De Bellis a indiqué : «entre 2014 et 2017, Malte a pu compter sur l’Italie pour prendre la responsabilité de coordonner les sauvetages et d’autoriser les opérations de débarquement», en ajoutant : «mais lorsque l’Italie et l’UE ont retiré leurs navires de la Méditerranée, pour la laisser entre les mains de la Libye, elles ont laissé Malte plus exposée au danger. En revanche, à partir du début de 2020, le gouvernement maltais a utilisé des tactiques pour éviter d’aider les réfugiés et les migrants en danger dans la mer, notamment en organisant des refoulements illégaux vers la Libye par des bateaux de pêche privés, et en détournant les embarcations plutôt qu’en les secourant, en détenant illégalement des centaines de personnes sur des ferries mal équipés face aux eaux maltaises et signer un nouvel accord avec la Libye pour empêcher les gens d’arriver à Malte ».
En mai dernier, une série de messages vocaux obtenus par The Guardian a confirmé la stratégie du gouvernement maltais d’utiliser des navires privés, agissant à la demande de ses forces armées, pour intercepter les points de passage et renvoyer les réfugiés dans les centres de détention libyens.
En février 2020, la Cour européenne des droits de l’homme a été accusée d’avoir «complètement ignoré la réalité» après avoir jugé que l’Espagne n’avait pas violé l’interdiction des expulsions collectives, car les demandes d’asile pouvaient être déposées aux points de passage officiels des frontières. En se basant sur cette décision, la Cour constitutionnelle espagnole a confirmé les «refus des frontières» à condition que certaines garanties soient appliquées.
La semaine dernière, l’Espagne a retrouvé les corps de 24 migrants d’Afrique subsaharienne.
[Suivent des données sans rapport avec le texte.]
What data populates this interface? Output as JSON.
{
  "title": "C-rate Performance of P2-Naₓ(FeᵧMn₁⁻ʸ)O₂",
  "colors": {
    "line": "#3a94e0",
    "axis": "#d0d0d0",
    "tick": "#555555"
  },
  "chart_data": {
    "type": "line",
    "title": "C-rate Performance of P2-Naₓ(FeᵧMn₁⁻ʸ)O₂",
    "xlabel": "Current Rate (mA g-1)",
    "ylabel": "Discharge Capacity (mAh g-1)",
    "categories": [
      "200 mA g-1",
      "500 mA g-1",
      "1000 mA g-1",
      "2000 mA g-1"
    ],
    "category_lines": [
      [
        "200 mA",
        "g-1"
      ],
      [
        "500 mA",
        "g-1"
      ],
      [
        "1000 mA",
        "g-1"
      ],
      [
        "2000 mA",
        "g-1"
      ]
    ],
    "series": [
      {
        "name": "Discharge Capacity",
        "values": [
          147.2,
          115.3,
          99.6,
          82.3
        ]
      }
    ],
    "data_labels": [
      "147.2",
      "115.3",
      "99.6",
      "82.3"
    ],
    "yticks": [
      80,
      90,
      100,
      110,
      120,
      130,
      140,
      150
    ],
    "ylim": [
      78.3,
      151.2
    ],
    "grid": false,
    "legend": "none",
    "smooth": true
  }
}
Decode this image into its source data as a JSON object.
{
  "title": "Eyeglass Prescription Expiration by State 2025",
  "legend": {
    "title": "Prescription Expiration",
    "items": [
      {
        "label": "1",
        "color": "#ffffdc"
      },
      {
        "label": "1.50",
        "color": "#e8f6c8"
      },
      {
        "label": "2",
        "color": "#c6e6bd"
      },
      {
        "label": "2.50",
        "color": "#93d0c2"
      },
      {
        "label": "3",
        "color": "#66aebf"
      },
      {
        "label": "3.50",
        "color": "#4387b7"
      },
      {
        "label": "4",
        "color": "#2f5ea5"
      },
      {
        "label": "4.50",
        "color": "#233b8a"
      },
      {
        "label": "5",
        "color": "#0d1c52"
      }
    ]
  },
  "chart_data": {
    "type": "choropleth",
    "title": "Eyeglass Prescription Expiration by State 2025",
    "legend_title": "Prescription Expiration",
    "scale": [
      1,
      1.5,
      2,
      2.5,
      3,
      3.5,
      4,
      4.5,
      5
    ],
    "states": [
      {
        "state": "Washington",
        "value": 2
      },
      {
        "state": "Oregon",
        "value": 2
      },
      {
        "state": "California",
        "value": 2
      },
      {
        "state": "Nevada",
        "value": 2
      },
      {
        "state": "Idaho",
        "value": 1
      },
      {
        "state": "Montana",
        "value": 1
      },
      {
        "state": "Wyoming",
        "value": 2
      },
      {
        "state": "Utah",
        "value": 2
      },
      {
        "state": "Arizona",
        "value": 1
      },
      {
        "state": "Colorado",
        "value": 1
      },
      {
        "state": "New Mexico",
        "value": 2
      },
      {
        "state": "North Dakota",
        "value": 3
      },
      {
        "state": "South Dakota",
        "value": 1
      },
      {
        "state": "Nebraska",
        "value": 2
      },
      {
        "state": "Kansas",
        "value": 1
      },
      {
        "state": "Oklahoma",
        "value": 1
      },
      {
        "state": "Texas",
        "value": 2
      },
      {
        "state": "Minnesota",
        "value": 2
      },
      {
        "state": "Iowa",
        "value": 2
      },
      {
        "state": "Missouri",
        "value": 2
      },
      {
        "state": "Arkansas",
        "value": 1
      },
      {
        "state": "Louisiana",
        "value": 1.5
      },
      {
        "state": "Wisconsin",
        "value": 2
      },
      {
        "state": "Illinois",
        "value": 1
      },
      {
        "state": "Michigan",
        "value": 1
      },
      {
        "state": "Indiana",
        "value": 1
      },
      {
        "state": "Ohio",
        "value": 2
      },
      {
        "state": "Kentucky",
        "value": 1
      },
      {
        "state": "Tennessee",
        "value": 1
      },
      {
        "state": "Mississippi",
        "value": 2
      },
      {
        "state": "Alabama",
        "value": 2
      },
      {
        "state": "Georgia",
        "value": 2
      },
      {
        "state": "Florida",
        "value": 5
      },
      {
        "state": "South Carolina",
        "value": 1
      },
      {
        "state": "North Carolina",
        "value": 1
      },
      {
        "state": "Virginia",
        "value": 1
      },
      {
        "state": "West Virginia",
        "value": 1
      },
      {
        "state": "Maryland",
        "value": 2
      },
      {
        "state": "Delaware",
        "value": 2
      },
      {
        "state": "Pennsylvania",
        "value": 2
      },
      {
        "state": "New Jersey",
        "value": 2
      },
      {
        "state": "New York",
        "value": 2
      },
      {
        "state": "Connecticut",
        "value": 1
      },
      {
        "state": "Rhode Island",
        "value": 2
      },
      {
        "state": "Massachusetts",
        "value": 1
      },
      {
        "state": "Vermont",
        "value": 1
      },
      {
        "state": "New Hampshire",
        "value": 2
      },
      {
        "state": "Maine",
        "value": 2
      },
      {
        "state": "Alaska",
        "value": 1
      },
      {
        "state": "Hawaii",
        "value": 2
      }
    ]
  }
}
On pense que leur mort a été causée par la déshydratation en tentant d’atteindre les îles Canaries. En 2020, selon le Haut Commissariat pour les refugiés, 788 migrants sont morts en tentant d’atteindre l’Espagne.
The Guardian a contacté Frontex pour avoir des réponses. Auparavant, l’agence avait déclaré qu’elle «coopérerait pleinement» avec OLAF.